Fue difundido ayer, al término de la peregrinación juvenil a la basílica de Luján (ver más detalles en pág. 30). Y allí se afirma que a pesar de “la recuperación del crecimiento económico, en nuestra realidad cotidiana se mantiene la distribución injusta de la riqueza (…) continuando su tendencia a concentrarse en los niveles de mayor poder y riqueza, sin que los esfuerzos planteados desde las medidas oficiales logren cambiar este sentido que como sociedad nos humilla y nos mortifica”.
No es este el único señalamiento fuerte que se hace. También se sostiene que los planes sociales no pueden perpetuarse. “Si bien en épocas de crisis económica, donde el desempleo crece, los Estados tienden a subsidiar al empleo o a destinar planes para ayudar a la subsistencia de los hombres, estas políticas deben ser herramientas transitorias y no deben constituirse en política de Estado”. Es la primera vez que desde una instancia eclesiástica tan alta se hace una consideración tan taxativa de los planes sociales, que han recibido críticas por clientelismo político o por fomentar actitudes no productivas.
El informe —de seis páginas, que se suma a las tres carillas de la carta de Bergoglio— incluye un reclamo de políticas industriales, educativas, que superen la atención alimentaria, y de desarrollo de la familia de escasos recursos. “Si los Estados no tienen una fuerte política destinada al crecimiento industrial, no crecerá el empleo, una de las formas de asegurar a los habitantes de una nación la justicia conmutativa”, dice en ese punto. También se afirma que las políticas implementadas hasta ahora “han producido daños a los dos extremos de la vida, el de las personas más indefensas: niños y ancianos”.

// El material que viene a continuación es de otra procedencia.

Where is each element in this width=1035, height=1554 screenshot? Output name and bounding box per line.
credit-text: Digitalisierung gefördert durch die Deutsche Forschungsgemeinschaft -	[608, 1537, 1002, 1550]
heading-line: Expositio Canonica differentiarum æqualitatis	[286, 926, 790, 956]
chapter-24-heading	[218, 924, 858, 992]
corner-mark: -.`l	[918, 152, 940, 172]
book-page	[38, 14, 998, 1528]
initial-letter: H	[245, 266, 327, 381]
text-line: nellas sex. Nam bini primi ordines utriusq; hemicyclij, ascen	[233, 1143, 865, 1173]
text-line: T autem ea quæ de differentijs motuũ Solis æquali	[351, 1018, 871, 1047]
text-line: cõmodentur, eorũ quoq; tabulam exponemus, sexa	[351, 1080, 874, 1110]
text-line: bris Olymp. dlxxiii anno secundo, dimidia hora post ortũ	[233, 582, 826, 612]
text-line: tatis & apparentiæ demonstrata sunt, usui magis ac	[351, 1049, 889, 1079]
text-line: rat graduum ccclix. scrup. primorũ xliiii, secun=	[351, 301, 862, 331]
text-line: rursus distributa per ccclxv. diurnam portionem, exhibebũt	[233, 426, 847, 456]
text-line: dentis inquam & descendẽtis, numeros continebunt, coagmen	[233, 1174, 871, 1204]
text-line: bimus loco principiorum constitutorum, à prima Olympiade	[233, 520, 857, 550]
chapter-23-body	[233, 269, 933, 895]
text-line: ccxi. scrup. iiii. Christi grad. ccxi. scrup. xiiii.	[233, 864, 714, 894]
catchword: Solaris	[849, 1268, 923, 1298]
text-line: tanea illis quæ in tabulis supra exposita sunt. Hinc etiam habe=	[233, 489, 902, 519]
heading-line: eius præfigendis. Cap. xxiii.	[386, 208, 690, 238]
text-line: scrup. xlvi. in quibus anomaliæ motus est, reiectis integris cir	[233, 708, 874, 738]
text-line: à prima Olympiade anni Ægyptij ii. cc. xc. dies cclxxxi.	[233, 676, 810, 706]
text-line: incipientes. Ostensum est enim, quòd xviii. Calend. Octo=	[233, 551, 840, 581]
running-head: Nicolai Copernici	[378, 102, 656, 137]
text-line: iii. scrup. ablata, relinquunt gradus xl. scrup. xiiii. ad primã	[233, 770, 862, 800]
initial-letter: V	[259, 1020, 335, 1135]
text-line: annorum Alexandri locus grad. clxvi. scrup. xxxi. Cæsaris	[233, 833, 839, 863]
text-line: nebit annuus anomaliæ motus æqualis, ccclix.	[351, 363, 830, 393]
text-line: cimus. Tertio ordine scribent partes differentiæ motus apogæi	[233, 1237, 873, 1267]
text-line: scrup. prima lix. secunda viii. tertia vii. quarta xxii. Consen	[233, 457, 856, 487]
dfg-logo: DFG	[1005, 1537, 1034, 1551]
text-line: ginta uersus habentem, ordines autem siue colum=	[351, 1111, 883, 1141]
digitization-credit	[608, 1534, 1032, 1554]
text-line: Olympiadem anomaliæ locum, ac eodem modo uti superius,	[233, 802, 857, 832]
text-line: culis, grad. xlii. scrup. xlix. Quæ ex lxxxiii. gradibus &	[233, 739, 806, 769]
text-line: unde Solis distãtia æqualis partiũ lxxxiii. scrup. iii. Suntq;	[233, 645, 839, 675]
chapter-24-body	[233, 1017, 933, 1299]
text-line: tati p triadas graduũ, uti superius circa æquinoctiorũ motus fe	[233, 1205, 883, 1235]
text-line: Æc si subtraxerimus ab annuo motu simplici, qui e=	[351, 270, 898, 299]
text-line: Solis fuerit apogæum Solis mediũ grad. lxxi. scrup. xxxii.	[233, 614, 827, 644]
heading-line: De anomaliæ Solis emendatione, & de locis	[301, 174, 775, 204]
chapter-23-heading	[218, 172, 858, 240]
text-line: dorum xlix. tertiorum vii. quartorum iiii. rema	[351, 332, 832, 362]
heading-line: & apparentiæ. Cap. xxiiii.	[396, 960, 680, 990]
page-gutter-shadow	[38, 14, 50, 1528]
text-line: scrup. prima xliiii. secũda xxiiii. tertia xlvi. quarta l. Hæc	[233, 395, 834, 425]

La carta de Bergoglio —quien se encuentra en Roma participando de un sínodo de obispos que ayer inauguró el Papa Benedicto XVI— fue leída durante la misa de clausura de la peregrinación. Una multitud —la policía bonaerense la estimó en un millón y medio de personas— participó de la manifestación, que se inició el sábado al mediodía en las avenidas Rivadavia y General Paz, en el barrio porteño de Liniers. Ya entonces el obispo Jorge Lozano había dicho que “los tiempos de la política no coinciden con el de los más indefensos”.
En la carta, Bergoglio —quien fue el segundo más votado en cónclave que eligió Papa al cardenal Joseph Ratzinger y sonó hace poco para un alto cargo en El Vaticano— dice que quiere despertar conciencia sobre el problema de la niñez en riesgo en la Capital Federal ante la gravedad que adquirió. Explica que esas líneas y el dossier son el resultado de consultas efectuadas a los responsables de la vicaria de Niños y la comisión de Minoridad del arzobispado porteño. Como también son el fruto de conversaciones con legisladores y jueces.
Pero, claramente, da a entender que la superación de los problemas de los niños exige, ante todo, un mejoramiento de la situación social en general, donde los padres tengan trabajo y las escuelas dejen de ser lugares de contención y alimentación. Por eso, en la carta puntualiza los problemas de los niños en riesgo. Y en el anexo se adentra en las cuestiones de fondo que exigen una respuesta oficial.